En français, on n'écrit pas comme on prononce, la transcription graphique s'est progressivement éloignée de la correspondance des lettres aux sons. Il n'y a pourtant qu'une seule bonne façon d'écrire, les dictionnaires et les décrets ministériels nous le rappellent, tout le reste est faute !

La langue française a reçu en héritage l'alphabet latin qu'elle a peu enrichi, 20 lettres en latin, 26 lettres en français, pas assez pour affecter chaque lettre à un son. Ce déficit en consonnes et surtout en voyelles et semi-voyelles est en partie la source des complications qui vont suivre.
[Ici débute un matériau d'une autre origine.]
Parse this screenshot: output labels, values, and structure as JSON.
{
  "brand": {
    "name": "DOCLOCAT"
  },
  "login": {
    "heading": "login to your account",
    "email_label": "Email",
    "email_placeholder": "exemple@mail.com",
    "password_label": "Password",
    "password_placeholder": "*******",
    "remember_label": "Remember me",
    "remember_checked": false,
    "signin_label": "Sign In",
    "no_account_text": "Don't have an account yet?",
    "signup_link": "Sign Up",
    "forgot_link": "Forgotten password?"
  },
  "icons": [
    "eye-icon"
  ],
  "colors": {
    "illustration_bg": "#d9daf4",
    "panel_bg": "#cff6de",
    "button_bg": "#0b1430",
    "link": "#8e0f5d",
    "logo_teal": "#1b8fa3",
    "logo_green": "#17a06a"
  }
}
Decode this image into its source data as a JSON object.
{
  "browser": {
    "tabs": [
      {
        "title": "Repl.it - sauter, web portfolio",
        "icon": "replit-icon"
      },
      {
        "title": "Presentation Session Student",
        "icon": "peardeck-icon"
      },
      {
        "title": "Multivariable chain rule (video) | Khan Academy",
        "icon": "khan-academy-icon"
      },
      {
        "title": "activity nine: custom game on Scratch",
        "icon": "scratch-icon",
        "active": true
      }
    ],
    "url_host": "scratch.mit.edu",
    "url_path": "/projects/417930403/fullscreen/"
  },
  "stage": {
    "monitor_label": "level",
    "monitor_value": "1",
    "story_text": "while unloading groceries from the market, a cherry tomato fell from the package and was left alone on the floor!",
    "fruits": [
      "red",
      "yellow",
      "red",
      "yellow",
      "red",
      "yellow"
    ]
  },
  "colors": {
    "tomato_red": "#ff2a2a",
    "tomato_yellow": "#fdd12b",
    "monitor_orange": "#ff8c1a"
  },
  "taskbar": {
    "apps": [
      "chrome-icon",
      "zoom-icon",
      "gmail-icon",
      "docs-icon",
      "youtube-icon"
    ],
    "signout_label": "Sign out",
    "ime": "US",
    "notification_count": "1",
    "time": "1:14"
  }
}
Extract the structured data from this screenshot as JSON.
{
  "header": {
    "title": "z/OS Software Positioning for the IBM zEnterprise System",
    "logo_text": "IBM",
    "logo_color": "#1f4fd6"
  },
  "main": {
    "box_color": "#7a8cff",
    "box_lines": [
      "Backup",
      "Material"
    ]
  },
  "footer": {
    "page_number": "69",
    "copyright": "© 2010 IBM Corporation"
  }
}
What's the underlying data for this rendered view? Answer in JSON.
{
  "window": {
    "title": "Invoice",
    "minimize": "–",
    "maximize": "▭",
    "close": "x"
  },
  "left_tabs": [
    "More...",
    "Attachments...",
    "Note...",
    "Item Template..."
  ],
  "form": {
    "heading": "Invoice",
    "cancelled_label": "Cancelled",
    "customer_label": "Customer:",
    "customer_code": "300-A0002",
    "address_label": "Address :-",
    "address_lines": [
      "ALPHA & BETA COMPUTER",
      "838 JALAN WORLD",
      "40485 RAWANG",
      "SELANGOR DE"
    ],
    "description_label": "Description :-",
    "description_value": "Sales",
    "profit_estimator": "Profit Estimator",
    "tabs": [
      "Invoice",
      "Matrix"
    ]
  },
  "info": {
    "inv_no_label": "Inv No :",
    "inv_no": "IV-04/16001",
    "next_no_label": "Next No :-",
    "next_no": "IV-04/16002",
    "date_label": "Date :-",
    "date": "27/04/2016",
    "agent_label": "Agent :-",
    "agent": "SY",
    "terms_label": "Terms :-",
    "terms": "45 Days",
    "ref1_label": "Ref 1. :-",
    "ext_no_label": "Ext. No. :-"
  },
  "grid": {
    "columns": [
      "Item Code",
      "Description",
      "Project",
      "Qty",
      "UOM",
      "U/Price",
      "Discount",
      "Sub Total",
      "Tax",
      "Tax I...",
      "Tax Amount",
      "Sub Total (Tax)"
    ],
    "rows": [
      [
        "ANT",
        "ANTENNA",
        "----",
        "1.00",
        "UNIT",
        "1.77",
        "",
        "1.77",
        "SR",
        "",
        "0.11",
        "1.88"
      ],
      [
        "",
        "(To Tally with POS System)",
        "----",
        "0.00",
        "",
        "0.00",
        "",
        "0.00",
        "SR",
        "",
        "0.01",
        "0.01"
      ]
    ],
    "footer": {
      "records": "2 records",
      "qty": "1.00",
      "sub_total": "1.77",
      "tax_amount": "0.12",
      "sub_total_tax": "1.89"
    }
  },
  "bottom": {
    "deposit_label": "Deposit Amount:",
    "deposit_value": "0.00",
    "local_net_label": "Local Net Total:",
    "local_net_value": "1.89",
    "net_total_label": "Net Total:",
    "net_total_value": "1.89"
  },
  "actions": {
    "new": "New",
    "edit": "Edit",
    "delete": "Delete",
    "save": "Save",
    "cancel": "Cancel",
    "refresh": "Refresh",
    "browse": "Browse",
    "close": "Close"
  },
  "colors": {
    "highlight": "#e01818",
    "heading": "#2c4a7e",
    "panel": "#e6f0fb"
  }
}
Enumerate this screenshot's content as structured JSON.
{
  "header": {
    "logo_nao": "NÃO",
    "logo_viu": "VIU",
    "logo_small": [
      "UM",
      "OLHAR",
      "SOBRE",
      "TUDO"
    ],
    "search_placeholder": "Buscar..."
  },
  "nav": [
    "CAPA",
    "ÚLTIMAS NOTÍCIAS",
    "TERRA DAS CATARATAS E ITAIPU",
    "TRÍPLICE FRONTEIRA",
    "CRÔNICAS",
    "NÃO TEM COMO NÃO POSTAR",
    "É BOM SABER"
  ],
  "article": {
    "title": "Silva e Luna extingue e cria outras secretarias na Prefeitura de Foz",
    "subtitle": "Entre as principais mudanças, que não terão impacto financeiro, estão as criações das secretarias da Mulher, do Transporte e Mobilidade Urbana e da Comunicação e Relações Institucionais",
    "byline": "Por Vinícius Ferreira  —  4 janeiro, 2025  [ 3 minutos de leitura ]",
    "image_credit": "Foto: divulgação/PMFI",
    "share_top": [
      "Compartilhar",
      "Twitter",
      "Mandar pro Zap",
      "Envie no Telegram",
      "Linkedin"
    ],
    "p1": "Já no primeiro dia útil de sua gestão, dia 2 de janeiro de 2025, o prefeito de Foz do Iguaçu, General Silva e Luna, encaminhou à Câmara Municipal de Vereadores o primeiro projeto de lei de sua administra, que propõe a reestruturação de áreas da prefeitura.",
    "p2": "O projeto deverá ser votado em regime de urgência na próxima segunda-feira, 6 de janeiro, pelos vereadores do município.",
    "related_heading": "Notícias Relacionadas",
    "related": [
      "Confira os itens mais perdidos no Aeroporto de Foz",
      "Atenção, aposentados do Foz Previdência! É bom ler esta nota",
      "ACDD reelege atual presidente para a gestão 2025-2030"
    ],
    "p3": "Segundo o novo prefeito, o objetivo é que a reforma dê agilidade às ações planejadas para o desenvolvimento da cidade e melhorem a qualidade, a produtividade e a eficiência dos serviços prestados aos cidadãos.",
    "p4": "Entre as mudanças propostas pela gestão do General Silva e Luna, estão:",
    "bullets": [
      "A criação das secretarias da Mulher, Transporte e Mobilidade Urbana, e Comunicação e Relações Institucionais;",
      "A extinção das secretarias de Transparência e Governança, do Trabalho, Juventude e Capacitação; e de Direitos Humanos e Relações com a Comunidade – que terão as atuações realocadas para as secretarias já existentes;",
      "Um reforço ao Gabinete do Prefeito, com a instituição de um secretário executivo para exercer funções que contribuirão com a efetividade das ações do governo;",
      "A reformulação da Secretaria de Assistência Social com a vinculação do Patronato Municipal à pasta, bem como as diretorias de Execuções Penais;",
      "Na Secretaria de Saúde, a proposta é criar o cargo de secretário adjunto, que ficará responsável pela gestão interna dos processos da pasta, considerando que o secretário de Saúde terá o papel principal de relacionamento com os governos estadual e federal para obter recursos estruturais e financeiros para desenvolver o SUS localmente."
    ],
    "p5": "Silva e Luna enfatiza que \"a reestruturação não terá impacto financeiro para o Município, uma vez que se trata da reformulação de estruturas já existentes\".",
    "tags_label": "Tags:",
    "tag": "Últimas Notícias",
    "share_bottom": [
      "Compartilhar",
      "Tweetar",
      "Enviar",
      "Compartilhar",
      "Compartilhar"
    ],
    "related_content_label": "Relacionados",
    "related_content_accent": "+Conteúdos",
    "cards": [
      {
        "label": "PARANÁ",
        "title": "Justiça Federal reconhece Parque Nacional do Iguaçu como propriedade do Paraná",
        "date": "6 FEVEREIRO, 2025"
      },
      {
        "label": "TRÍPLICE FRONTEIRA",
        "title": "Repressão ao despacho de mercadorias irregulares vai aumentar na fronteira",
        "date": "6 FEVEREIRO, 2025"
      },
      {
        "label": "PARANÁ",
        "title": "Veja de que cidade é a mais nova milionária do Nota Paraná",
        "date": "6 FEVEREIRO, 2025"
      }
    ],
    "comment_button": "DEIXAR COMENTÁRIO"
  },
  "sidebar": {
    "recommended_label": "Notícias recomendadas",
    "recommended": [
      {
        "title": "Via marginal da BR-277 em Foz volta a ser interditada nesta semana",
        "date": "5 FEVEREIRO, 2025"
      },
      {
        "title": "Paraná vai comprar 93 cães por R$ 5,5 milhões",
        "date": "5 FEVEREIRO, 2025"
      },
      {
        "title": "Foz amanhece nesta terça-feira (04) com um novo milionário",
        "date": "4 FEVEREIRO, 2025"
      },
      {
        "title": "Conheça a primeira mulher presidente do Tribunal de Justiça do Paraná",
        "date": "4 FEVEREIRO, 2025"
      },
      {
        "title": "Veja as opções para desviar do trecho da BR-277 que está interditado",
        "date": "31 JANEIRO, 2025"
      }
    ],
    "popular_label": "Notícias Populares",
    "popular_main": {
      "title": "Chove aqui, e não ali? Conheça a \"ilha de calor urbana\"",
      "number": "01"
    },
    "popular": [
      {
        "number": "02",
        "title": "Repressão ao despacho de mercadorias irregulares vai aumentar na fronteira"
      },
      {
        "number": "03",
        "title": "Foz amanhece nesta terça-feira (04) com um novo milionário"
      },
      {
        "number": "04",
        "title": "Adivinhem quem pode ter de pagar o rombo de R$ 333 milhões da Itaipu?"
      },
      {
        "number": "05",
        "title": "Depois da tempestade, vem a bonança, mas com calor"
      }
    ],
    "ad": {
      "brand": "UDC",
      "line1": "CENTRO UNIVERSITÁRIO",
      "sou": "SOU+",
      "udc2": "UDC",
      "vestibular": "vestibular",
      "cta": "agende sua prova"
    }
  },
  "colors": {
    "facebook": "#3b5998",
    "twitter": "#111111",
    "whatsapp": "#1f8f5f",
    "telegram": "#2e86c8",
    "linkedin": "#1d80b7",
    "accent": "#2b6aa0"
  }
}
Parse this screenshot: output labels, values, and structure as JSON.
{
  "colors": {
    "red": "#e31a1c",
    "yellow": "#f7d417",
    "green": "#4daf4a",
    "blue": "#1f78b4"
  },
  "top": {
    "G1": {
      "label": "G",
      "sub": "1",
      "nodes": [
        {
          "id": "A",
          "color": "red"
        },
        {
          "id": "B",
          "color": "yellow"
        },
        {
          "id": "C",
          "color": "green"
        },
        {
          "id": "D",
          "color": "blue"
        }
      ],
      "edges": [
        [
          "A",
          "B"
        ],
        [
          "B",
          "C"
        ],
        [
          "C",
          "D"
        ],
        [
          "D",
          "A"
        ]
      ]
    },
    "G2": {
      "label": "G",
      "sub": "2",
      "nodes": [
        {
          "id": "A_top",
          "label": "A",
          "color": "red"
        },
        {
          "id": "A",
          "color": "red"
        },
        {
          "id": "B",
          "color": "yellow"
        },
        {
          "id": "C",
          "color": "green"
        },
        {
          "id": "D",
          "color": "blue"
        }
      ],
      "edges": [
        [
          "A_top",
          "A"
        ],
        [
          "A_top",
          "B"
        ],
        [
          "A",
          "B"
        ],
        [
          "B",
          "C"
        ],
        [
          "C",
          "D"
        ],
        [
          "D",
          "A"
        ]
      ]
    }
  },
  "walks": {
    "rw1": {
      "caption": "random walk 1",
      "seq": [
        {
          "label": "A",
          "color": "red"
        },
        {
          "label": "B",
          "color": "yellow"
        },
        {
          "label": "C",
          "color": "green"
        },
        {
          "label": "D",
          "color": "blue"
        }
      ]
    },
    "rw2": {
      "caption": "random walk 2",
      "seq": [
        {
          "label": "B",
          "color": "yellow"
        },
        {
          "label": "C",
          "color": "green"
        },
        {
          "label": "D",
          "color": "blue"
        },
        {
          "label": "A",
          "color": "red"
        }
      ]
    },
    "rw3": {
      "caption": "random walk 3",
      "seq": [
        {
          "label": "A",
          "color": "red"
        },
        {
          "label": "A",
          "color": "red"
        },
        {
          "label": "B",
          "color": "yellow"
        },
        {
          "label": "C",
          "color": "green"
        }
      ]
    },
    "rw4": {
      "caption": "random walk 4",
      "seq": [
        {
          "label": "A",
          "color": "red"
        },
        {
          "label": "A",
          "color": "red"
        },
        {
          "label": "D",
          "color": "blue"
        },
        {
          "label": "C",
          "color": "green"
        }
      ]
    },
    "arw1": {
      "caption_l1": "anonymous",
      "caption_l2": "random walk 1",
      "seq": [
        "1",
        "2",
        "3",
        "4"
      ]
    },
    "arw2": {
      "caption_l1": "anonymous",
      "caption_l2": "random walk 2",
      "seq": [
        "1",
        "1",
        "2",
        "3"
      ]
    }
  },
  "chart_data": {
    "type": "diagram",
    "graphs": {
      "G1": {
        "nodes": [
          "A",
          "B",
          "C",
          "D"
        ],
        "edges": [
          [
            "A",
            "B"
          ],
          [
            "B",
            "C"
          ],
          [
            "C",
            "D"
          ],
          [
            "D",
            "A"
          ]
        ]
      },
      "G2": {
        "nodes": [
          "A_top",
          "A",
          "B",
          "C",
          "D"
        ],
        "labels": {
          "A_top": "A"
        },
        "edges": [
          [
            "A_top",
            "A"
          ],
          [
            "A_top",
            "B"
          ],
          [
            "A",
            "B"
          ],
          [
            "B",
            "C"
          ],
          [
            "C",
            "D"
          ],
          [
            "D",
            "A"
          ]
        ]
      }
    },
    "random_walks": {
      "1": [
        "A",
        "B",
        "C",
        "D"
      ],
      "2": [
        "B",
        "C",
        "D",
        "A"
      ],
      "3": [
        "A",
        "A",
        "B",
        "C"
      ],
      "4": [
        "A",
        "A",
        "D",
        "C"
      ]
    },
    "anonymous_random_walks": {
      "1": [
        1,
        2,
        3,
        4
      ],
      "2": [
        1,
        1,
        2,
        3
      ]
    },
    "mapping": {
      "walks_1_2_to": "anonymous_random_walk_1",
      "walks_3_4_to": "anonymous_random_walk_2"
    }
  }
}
Le français a développé différents procédés de compensation qui interfèrent les uns avec les autres. Les accents et les signes diacritiques ont été relativement peu utilisés, le français a souvent choisi de recourir à des consonnes " muettes " : au lieu de l'accent, on ajoute un s diacritique (jusqu'au XVIIIe siècle on écrit desja, desjeuner, meschant...). Certaines de ces lettres sont restées. Notre orthographe a préféré utiliser des groupements de lettres pour combler les vides de l'alphabet latin (ch, an, ou...), solution qui présente, entre autres, l'inconvénient de charger l'écriture d'une orthographe lourde (80 graphèmes pour 26 lettres).

Le français n'a pas adapté sa graphie pour rester proche de la prononciation, mais proche de l'étymologie, on a restitué (avec les erreurs que l'on sait) des consonnes non prononcées renvoyant à l'étymologie latine (pied, nez, aspect, sept...), de sorte que le système permet de marquer les familles de mots et de distinguer les homonymes.

Il y a des raisons historiques à cette complication du système que les interférences des procédés de compensation rendent à jamais irrégulier. La discussion sur les problèmes de l'orthographe a commencé au XVIe siècle, elle n'a jamais abouti à des réformes radicales. L'article prend parti contre les puristes et s'inscrit nettement dans cette polémique.

 

• " Le lexique ", Jean-Paul Colin (65 p.)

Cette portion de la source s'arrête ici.